La visite des différents lieux du camp a été très respectueusement suivie par l'ensemble de ces 200 élèves réunis pour célébrer une mémoire commune de la guerre et du destin lié des peuples français et espagnols: le mémorial de l’artiste israélien Dani Karavan construit en 1994, le cimetière, pour mettre un nom sur les visages des victimes, la baraque reconstruite par l'Amicale pour se rendre compte des conditions très précaires et exiguës de l'accueil de ce camp construit en seulement 40 jours, l'étendue de cet espace quadrillé en îlots et ceint de barbelés, qui a interné plus de 60000 personnes pendant 6 ans.

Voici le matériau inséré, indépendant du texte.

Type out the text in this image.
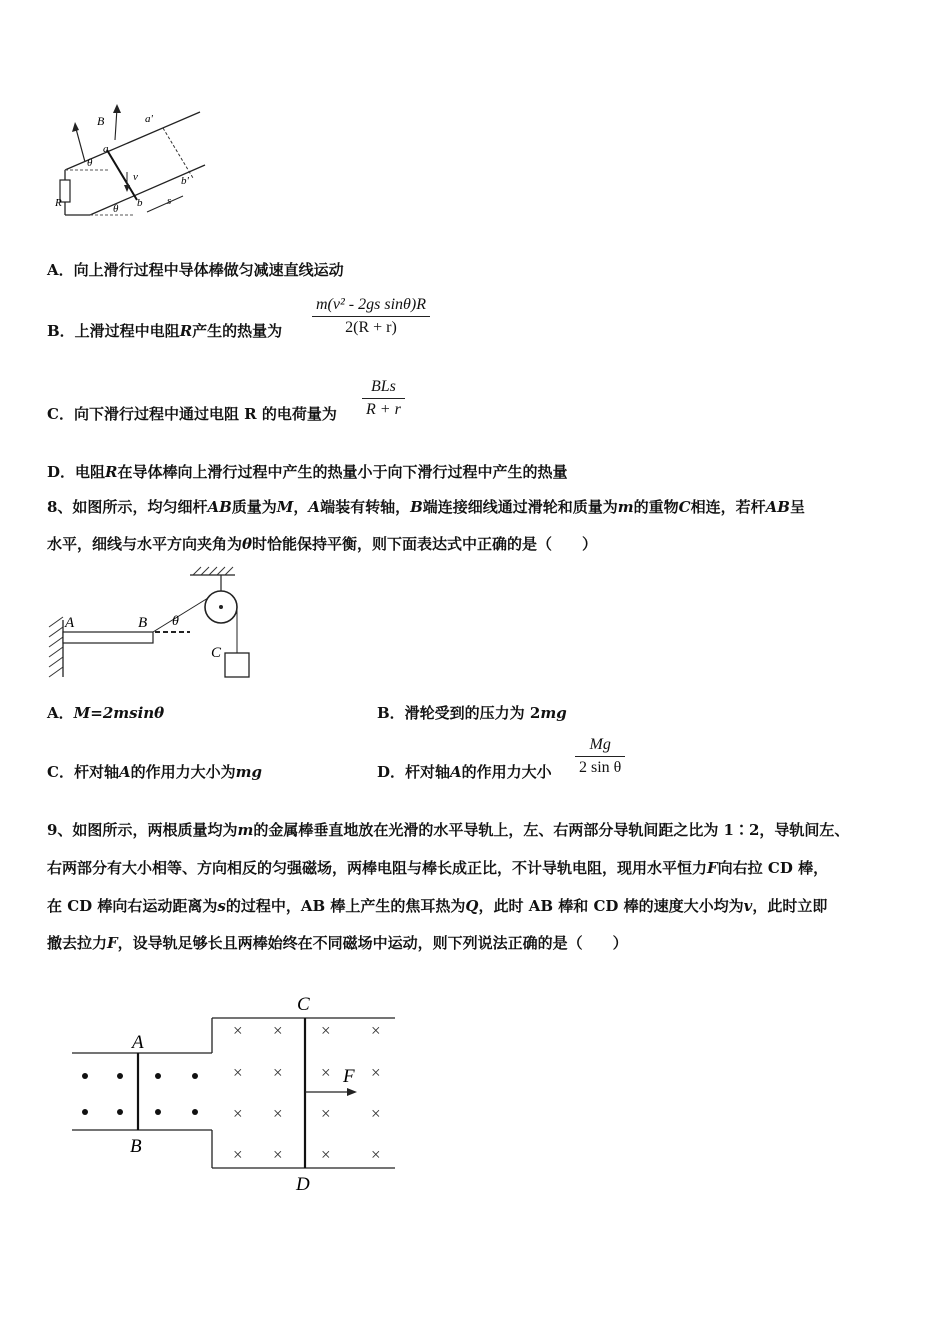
B
a
a'
θ
v
R	θ b s
b'
A．向上滑行过程中导体棒做匀减速直线运动
B．上滑过程中电阻R产生的热量为
m(v² - 2gs sinθ)R
2(R + r)
C．向下滑行过程中通过电阻 R 的电荷量为
BLs
R + r
D．电阻R在导体棒向上滑行过程中产生的热量小于向下滑行过程中产生的热量
8、如图所示，均匀细杆AB质量为M，A端装有转轴，B端连接细线通过滑轮和质量为m的重物C相连，若杆AB呈
水平，细线与水平方向夹角为θ时恰能保持平衡，则下面表达式中正确的是（　　）
A	B θ
C
A．M=2msinθ	B．滑轮受到的压力为 2mg
C．杆对轴A的作用力大小为mg	D．杆对轴A的作用力大小
Mg
2 sin θ
9、如图所示，两根质量均为m的金属棒垂直地放在光滑的水平导轨上，左、右两部分导轨间距之比为 1∶2，导轨间左、
右两部分有大小相等、方向相反的匀强磁场，两棒电阻与棒长成正比，不计导轨电阻，现用水平恒力F向右拉 CD 棒，
在 CD 棒向右运动距离为s的过程中，AB 棒上产生的焦耳热为Q，此时 AB 棒和 CD 棒的速度大小均为v，此时立即
撤去拉力F，设导轨足够长且两棒始终在不同磁场中运动，则下列说法正确的是（　　）
× × × ×
× × × ×
× × × ×
× × × ×
A
B
C
D
F
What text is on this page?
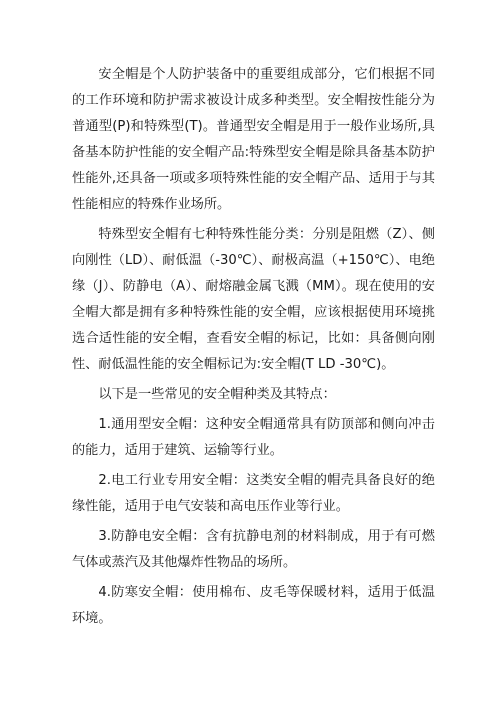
安全帽是个人防护装备中的重要组成部分，它们根据不同的工作环境和防护需求被设计成多种类型。安全帽按性能分为普通型(P)和特殊型(T)。普通型安全帽是用于一般作业场所,具备基本防护性能的安全帽产品:特殊型安全帽是除具备基本防护性能外,还具备一项或多项特殊性能的安全帽产品、适用于与其性能相应的特殊作业场所。

特殊型安全帽有七种特殊性能分类：分别是阻燃（Z）、侧向刚性（LD）、耐低温（-30℃）、耐极高温（+150℃）、电绝缘（J）、防静电（A）、耐熔融金属飞溅（MM）。现在使用的安全帽大都是拥有多种特殊性能的安全帽，应该根据使用环境挑选合适性能的安全帽，查看安全帽的标记，比如：具备侧向刚性、耐低温性能的安全帽标记为:安全帽(T LD -30℃)。

以下是一些常见的安全帽种类及其特点：

1.通用型安全帽：这种安全帽通常具有防顶部和侧向冲击的能力，适用于建筑、运输等行业。

2.电工行业专用安全帽：这类安全帽的帽壳具备良好的绝缘性能，适用于电气安装和高电压作业等行业。

3.防静电安全帽：含有抗静电剂的材料制成，用于有可燃气体或蒸汽及其他爆炸性物品的场所。

4.防寒安全帽：使用棉布、皮毛等保暖材料，适用于低温环境。
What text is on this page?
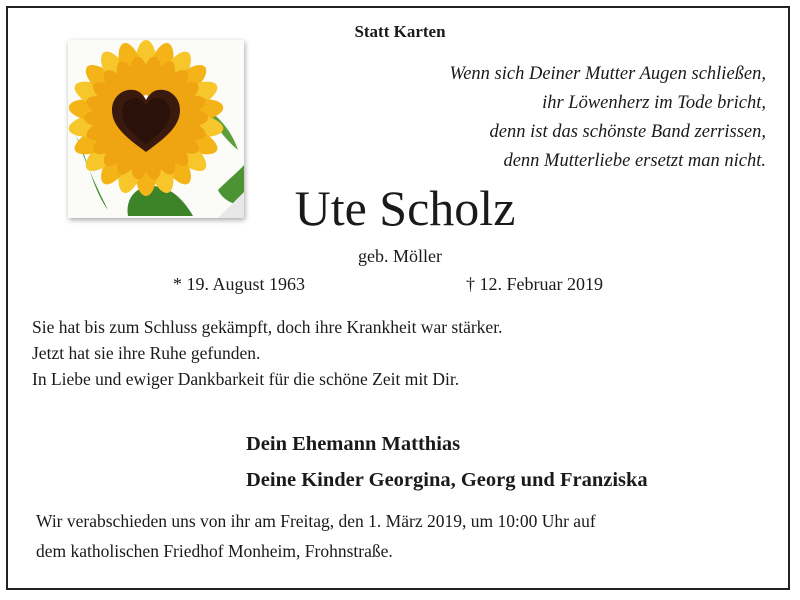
Statt Karten
Wenn sich Deiner Mutter Augen schließen,
ihr Löwenherz im Tode bricht,
denn ist das schönste Band zerrissen,
denn Mutterliebe ersetzt man nicht.
Ute Scholz
geb. Möller
* 19. August 1963	† 12. Februar 2019
Sie hat bis zum Schluss gekämpft, doch ihre Krankheit war stärker.
Jetzt hat sie ihre Ruhe gefunden.
In Liebe und ewiger Dankbarkeit für die schöne Zeit mit Dir.
Dein Ehemann Matthias
Deine Kinder Georgina, Georg und Franziska
Wir verabschieden uns von ihr am Freitag, den 1. März 2019, um 10:00 Uhr auf
dem katholischen Friedhof Monheim, Frohnstraße.
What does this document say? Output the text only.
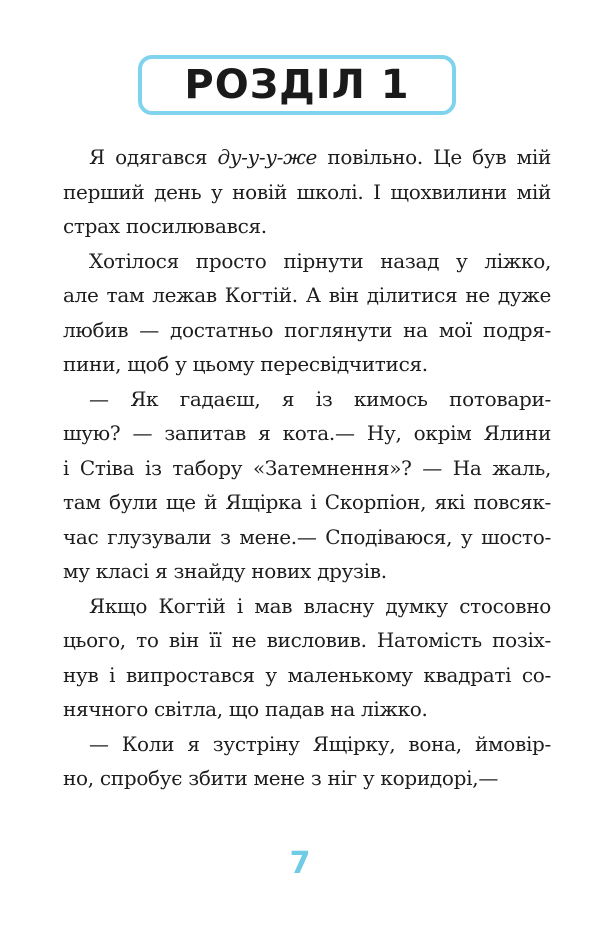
РОЗДІЛ 1
Я одягався ду-у-у-же повільно. Це був мій
перший день у новій школі. І щохвилини мій
страх посилювався.
Хотілося просто пірнути назад у ліжко,
але там лежав Когтій. А він ділитися не дуже
любив — достатньо поглянути на мої подря-
пини, щоб у цьому пересвідчитися.
— Як гадаєш, я із кимось потовари-
шую? — запитав я кота.— Ну, окрім Ялини
і Стіва із табору «Затемнення»? — На жаль,
там були ще й Ящірка і Скорпіон, які повсяк-
час глузували з мене.— Сподіваюся, у шосто-
му класі я знайду нових друзів.
Якщо Когтій і мав власну думку стосовно
цього, то він її не висловив. Натомість позіх-
нув і випростався у маленькому квадраті со-
нячного світла, що падав на ліжко.
— Коли я зустріну Ящірку, вона, ймовір-
но, спробує збити мене з ніг у коридорі,—
7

En s’attachant à des vies singulières s’exprimant dans le camp par la musique, l’ébénisterie ou le dessin et la peinture, les élèves ont pu reconstruire l’histoire de vies incarnées et situées, luttant comme elles le peuvent pour leur survie, alors qu’elles sont persécutées “pour rien”, ie-leur opinion politique, leur race ou leur seul caractère d’étranger et de réfugié. En découvrant l'histoire de la famille Marx-Rodriguez dont un des enfants est inhumé à Gurs, ils ont pris conscience des préjugés antisémites tenaces à l’égard des femmes juives internées puis déportées mais aussi de l'espérance que constituèrent les rencontres et la solidarité entre prisonniers de langues et de cultures très différentes. Ils ont pu tout aussi bien apprendre de la vie et du témoignage d'Ehud Loeb, interné enfant à l'âge de 6 ans avec ses parents et sa grand-mère, morte seulement 3 semaines après son arrivée au camp et du travail des associations comme l’OSE, l’oeuvre de secours aux enfants, qui a sauvé les vies de tant d’enfants juifs pendant la guerre. Par son poème écrit à sa visite du Camp à l’âge adulte, E.Loeb devenu historien d’art en Israël, rappelle dans la convocation des fleurs qui poussent sur la tombe de sa grand-mère, les risques qui pèsent sur la mémoire : que l’histoire oublie le mal de la guerre à mesure que les témoins disparaissent ou que l’on embellisse, minimise, banalise ou nie la réalité de la déportation, et par suite de l’extermination.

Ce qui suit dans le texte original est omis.